Jakarta (ANTARA) - Menteri Koordinator Bidang Pembangunan Manusia dan Kebudayaan Muhadjir Effendy menyebutkan banjir besar yang terjadi di Kalimantan Selatan menunjukkan ketahanan lingkungan di wilayah tersebut masih lemah.

Dalam siaran pers yang diterima di Jakarta, Kamis, Menko PMK mengatakan banjir tersebut juga sebagai dampak dari fenomena alam La Nina, namun sebenarnya Kalimantan Selatan diprediksi tidak terdampak dari kejadian tersebut.

"Seingat saya Kalimantan Selatan adalah termasuk wilayah yang tidak dikira akan menghadapi dampak badai La Nina ini, tetapi namanya kita boleh meramal, boleh berikhtiar, tapi pada akhirnya Tuhan lah yang maha penentu," ujar Muhadjir.

Banjir besar yang menggenangi 11 kabupaten dan kota di Kalsel itu merendam kurang lebih 87.765 rumah warga. Ketinggian rendaman air mencapai 2 meter dan menyebabkan 74.863 orang mengungsi, terdapat pula korban meninggal sebanyak 21 orang.

Sarana prasarana juga banyak yang rusak diakibatkan banjir, seperti jembatan putus, tanggul jebol, jalan trans-Kalimantan putus, dan banyak pula sekolah dan rumah ibadah yang rusak.

Muhadjir mengatakan, adanya bencana banjir ini merupakan pertanda yang menunjukkan bahwa ketahanan lingkungan di Kalimantan Selatan masih lemah. Menurut dia, apabila ketahanan lingkungan telah kuat, fenomena La Nina tidak akan menyebabkan bencana yang parah.

Karena itu, lanjut Muhadjir, khususnya warga Kalsel, kemudian para penentu kebijakan harus betul-betul melakukan semacam koreksi yang mendasar terhadap masalah penataan lingkungan, termasuk tata guna tanah.

Bumi Kalimantan, kata dia, memiliki sumber daya alam berupa keanekaragaman hayati dan kandungan mineral di dalam perut buminya. Menko PMK tak memungkiri bahwa eksploitasi alam menjadi salah satu penyebab banjir besar di Kalsel. Pengelolaan alam yang salah dan sembrono, kata dia, menyebabkan timbulnya malapetaka bencana alam.

Karena itu, dia meminta kepada seluruh pihak, baik masyarakat umum, pengusaha, dan pemerintah daerah untuk lebih mencintai alam dan memanfaatkan alam dengan bijaksana.

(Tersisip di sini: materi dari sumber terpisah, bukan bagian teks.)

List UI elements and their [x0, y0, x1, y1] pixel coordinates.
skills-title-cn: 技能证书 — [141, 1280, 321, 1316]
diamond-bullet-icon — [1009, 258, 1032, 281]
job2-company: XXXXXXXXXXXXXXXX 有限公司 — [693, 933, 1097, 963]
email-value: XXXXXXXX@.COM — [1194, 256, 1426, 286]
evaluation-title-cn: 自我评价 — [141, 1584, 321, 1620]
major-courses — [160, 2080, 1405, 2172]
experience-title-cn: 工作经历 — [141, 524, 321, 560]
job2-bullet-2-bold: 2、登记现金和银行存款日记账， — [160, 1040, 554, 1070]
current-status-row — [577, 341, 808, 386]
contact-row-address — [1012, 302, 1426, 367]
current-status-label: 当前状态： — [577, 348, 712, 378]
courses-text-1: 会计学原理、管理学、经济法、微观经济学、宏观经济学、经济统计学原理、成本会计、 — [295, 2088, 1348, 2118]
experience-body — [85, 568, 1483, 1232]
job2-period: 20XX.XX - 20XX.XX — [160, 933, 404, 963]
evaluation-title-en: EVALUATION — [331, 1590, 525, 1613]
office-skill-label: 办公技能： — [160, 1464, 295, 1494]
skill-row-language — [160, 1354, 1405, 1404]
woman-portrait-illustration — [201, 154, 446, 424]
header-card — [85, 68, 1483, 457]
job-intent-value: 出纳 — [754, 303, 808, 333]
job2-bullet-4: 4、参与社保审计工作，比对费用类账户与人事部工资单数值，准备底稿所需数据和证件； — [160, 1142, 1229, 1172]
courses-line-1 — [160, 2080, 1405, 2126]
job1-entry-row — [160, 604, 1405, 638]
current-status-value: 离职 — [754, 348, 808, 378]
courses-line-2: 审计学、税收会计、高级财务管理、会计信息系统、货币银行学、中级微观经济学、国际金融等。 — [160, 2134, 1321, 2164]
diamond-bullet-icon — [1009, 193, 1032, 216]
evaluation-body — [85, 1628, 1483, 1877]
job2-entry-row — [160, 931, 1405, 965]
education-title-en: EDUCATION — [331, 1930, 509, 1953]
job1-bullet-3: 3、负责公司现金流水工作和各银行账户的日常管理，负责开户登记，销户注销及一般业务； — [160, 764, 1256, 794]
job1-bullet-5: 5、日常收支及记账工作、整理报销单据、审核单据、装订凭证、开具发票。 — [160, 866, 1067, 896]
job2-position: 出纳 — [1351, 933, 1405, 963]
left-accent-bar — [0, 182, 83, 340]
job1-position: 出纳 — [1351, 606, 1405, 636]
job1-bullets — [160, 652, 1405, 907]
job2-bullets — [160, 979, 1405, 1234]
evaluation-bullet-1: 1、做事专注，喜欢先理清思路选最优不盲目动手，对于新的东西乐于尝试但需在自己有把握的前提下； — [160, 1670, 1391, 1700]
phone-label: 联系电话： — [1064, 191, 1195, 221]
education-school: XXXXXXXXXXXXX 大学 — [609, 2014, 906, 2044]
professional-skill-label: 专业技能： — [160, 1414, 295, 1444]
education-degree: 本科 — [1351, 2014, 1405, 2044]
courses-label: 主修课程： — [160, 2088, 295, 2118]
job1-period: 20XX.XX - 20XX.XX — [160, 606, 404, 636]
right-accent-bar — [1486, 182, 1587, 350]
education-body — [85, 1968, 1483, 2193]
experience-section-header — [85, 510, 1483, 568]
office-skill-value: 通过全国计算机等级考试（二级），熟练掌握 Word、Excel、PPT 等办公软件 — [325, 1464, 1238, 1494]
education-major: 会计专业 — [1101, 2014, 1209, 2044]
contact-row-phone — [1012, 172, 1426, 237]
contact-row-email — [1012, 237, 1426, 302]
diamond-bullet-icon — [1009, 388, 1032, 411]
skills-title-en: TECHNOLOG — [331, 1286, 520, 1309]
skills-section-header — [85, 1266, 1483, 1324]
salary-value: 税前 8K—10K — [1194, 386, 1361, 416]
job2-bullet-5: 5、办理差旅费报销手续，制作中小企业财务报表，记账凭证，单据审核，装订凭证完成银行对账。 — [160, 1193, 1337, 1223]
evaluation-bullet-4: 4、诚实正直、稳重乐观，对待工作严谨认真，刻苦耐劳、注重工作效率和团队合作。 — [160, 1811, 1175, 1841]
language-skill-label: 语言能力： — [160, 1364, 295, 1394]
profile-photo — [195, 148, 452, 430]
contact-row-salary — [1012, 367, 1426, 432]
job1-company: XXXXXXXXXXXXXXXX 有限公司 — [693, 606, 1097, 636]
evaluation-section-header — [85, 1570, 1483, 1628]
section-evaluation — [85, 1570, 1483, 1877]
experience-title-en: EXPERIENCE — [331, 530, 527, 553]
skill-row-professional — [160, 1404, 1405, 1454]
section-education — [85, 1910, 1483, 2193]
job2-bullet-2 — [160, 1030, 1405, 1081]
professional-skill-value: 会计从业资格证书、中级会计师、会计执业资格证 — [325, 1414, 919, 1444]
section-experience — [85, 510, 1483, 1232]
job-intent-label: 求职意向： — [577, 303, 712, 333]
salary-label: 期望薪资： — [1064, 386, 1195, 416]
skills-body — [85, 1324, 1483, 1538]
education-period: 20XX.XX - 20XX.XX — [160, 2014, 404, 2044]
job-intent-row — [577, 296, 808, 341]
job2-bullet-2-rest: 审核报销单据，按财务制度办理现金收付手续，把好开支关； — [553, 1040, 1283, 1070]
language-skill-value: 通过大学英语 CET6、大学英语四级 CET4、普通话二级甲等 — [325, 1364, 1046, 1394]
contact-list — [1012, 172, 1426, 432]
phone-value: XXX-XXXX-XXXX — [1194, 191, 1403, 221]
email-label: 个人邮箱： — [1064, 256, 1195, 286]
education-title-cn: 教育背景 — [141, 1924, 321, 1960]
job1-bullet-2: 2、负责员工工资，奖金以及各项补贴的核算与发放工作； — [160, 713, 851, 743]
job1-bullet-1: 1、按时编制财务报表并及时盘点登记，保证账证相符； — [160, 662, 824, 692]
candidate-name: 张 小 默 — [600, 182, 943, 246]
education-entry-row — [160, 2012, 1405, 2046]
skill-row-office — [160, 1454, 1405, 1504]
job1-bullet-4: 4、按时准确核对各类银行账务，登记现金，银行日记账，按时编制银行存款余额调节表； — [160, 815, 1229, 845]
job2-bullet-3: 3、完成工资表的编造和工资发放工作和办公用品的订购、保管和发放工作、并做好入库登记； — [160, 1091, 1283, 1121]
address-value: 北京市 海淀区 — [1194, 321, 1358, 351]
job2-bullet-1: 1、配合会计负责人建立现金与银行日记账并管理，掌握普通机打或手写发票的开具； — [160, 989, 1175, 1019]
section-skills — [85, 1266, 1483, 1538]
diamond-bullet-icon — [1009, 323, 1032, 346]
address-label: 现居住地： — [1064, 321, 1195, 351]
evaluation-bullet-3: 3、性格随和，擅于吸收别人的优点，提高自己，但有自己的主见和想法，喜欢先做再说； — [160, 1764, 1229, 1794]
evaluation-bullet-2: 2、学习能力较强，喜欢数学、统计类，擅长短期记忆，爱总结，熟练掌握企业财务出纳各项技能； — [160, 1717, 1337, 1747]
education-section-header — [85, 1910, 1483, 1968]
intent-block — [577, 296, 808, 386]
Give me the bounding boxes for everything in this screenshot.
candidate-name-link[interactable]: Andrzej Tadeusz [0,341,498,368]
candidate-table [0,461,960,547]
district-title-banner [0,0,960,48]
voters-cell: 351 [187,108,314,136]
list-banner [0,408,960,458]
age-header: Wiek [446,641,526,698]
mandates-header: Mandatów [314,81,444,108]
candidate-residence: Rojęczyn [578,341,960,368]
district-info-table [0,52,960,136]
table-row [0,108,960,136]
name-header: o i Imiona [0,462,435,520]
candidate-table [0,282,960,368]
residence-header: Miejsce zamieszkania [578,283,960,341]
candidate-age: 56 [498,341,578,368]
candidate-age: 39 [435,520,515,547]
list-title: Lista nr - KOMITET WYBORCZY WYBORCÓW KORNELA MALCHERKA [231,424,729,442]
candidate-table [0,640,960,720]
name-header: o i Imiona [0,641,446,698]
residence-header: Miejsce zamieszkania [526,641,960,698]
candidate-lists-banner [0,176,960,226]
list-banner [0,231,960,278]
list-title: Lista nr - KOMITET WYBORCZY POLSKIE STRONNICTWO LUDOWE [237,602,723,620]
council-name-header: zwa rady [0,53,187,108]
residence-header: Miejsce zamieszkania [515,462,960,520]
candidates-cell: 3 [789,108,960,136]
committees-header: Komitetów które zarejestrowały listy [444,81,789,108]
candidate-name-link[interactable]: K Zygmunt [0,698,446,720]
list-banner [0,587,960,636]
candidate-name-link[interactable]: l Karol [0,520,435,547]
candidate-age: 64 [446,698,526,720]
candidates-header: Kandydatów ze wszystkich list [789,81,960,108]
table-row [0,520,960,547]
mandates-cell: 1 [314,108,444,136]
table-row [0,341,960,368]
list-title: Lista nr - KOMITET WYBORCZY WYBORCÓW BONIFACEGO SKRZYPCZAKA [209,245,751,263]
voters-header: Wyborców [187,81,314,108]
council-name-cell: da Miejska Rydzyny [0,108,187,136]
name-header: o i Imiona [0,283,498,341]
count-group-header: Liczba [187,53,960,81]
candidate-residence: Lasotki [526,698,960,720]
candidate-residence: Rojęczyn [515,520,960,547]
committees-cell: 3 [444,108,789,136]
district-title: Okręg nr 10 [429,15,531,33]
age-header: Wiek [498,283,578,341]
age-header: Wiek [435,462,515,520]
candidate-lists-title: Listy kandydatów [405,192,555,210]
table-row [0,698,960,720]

Baca juga: Penyempitan hutan meningkatkan risiko banjir di Kalimantan Selatan

"Marilah kita memanfaatkan alam ini dengan cara-cara yang bijak, yang arif, dengan penuh perhitungan manfaat dan risikonya. Jangan sampai ternyata manfaat itu lebih kecil dibanding risikonya," katanya.

Baca juga: Presiden cek kerusakan infrastruktur, evakuasi dan logistik di Banjar

Menurut Muhadjir, risiko jangan hanya dihitung jangka pendek, akan tapi jangka panjangnya. Begitu juga dengan keuntungan dari pemanfaatan alam juga jangan hanya dihitung jangka pendek tapi jangka panjangnya.

Baca juga: Banjir Kalsel, 112.709 warga mengungsi

"Jangan sampai ada yang mengambil keuntungan terlalu besar (dari lingkungan), sementara sebagian yang lain menanggung risiko terlalu besar," kata Muhadjir mengingatkan.